Reputex do say, however:
- Ultimately, an EIS will be required to provide certainty to investors and support the decarbonisation of the economy in line with a 1.5- to 2-degree target under the Paris Agreement.
It’s just that we don’t need an EIS to get well down the track.
Spain went to the market for 3GW of renewable energy and awarded the vast majority to onshore wind at a record low price of €43 per megawatt-hour (MWh).
The German auction was for onshore wind energy which yielded “a pleasingly high level of competition” and was significantly oversubscribed.In all 256 bids with a volume of 2,137 MW were received. 70 bids totalling 807 MW were accepted, at an average of €57.1 MW/h. A notable aspect was:
The auction was specifically interesting with 70% of all bids being submitted by citizens’ energy companies, receiving 93% of the bids and 96% of the volume awarded.
John Howard recently made an extraordinary statement about climate and clean energy policies:
- telling an audience in Perth about the “scandalous” clean energy policies in Australia and why the country should never have gone beyond his target of just 2 per cent renewable energy.

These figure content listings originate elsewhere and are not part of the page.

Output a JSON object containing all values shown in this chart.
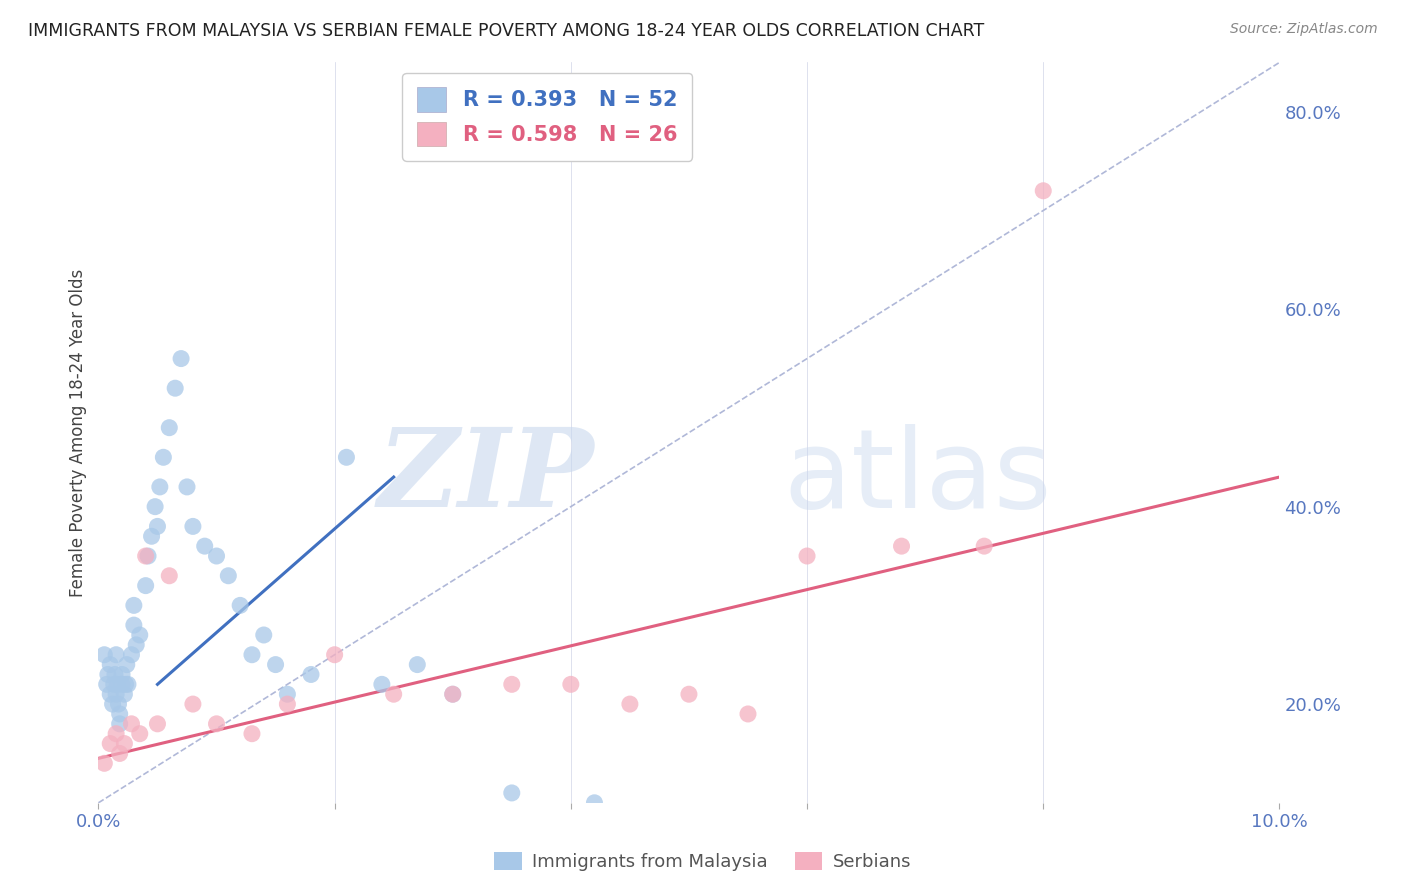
{
  "title": "IMMIGRANTS FROM MALAYSIA VS SERBIAN FEMALE POVERTY AMONG 18-24 YEAR OLDS CORRELATION CHART",
  "source": "Source: ZipAtlas.com",
  "ylabel": "Female Poverty Among 18-24 Year Olds",
  "xlim": [
    0.0,
    10.0
  ],
  "ylim": [
    10.0,
    85.0
  ],
  "blue_R": 0.393,
  "blue_N": 52,
  "pink_R": 0.598,
  "pink_N": 26,
  "blue_color": "#a8c8e8",
  "pink_color": "#f4b0c0",
  "blue_line_color": "#4070c0",
  "pink_line_color": "#e06080",
  "ref_line_color": "#b0b8d8",
  "legend_label_blue": "Immigrants from Malaysia",
  "legend_label_pink": "Serbians",
  "blue_scatter_x": [
    0.05,
    0.07,
    0.08,
    0.1,
    0.1,
    0.12,
    0.13,
    0.14,
    0.15,
    0.15,
    0.16,
    0.17,
    0.18,
    0.18,
    0.2,
    0.2,
    0.22,
    0.23,
    0.24,
    0.25,
    0.28,
    0.3,
    0.3,
    0.32,
    0.35,
    0.4,
    0.42,
    0.45,
    0.48,
    0.5,
    0.52,
    0.55,
    0.6,
    0.65,
    0.7,
    0.75,
    0.8,
    0.9,
    1.0,
    1.1,
    1.2,
    1.3,
    1.4,
    1.5,
    1.6,
    1.8,
    2.1,
    2.4,
    2.7,
    3.0,
    3.5,
    4.2
  ],
  "blue_scatter_y": [
    25,
    22,
    23,
    24,
    21,
    20,
    22,
    23,
    21,
    25,
    22,
    20,
    19,
    18,
    23,
    22,
    21,
    22,
    24,
    22,
    25,
    30,
    28,
    26,
    27,
    32,
    35,
    37,
    40,
    38,
    42,
    45,
    48,
    52,
    55,
    42,
    38,
    36,
    35,
    33,
    30,
    25,
    27,
    24,
    21,
    23,
    45,
    22,
    24,
    21,
    11,
    10
  ],
  "pink_scatter_x": [
    0.05,
    0.1,
    0.15,
    0.18,
    0.22,
    0.28,
    0.35,
    0.4,
    0.5,
    0.6,
    0.8,
    1.0,
    1.3,
    1.6,
    2.0,
    2.5,
    3.0,
    3.5,
    4.0,
    4.5,
    5.0,
    5.5,
    6.0,
    6.8,
    7.5,
    8.0
  ],
  "pink_scatter_y": [
    14,
    16,
    17,
    15,
    16,
    18,
    17,
    35,
    18,
    33,
    20,
    18,
    17,
    20,
    25,
    21,
    21,
    22,
    22,
    20,
    21,
    19,
    35,
    36,
    36,
    72
  ],
  "blue_line_x0": 0.5,
  "blue_line_y0": 22.0,
  "blue_line_x1": 2.5,
  "blue_line_y1": 43.0,
  "pink_line_x0": 0.0,
  "pink_line_y0": 14.5,
  "pink_line_x1": 10.0,
  "pink_line_y1": 43.0,
  "ref_line_x0": 0.0,
  "ref_line_y0": 10.0,
  "ref_line_x1": 10.0,
  "ref_line_y1": 85.0,
  "watermark_zip": "ZIP",
  "watermark_atlas": "atlas",
  "background_color": "#ffffff",
  "grid_color": "#d0d4e8",
  "title_color": "#222222",
  "axis_label_color": "#444444",
  "tick_color": "#5878c0"
}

Giles Parkinson details how the apparent LNP enthusiasm for renewable energy before the 2013 election changed to outright hostility after the election. There has been an accommodation of the pro-fossil fuel, anti-climate change right wing of the party, along with rewriting history.
What we have now is mixed rhetoric from the Turnbull government, with some apparent enthusiasm for the work of ARENA, which Abbott tried to destroy, and for batteries etc. Little wonder many in the industry are confused. Short-term politics is the order of the day. Bernard Keane of Crikey this morning told how the Snowy Hydro 2.0 pumped storage initiative came out of the PMs office, and the Prime Minister’s Department was given a few days to turn it into an ‘announceable’ aimed at lifting Newspoll. The genesis of the banks levy and Inland Rail was similar.
Meanwhile we would do well to remember that electricity generation is responsible for only 35% of emissions (from Grattan):
However, renewables can have a large impact on transport and Direct combustion, in heating for example.
Irrespective of government policy, the industry is now moving strongly towards renewable energy. In Australia, national government policy is struggling to keep up. We look forward to Finkel.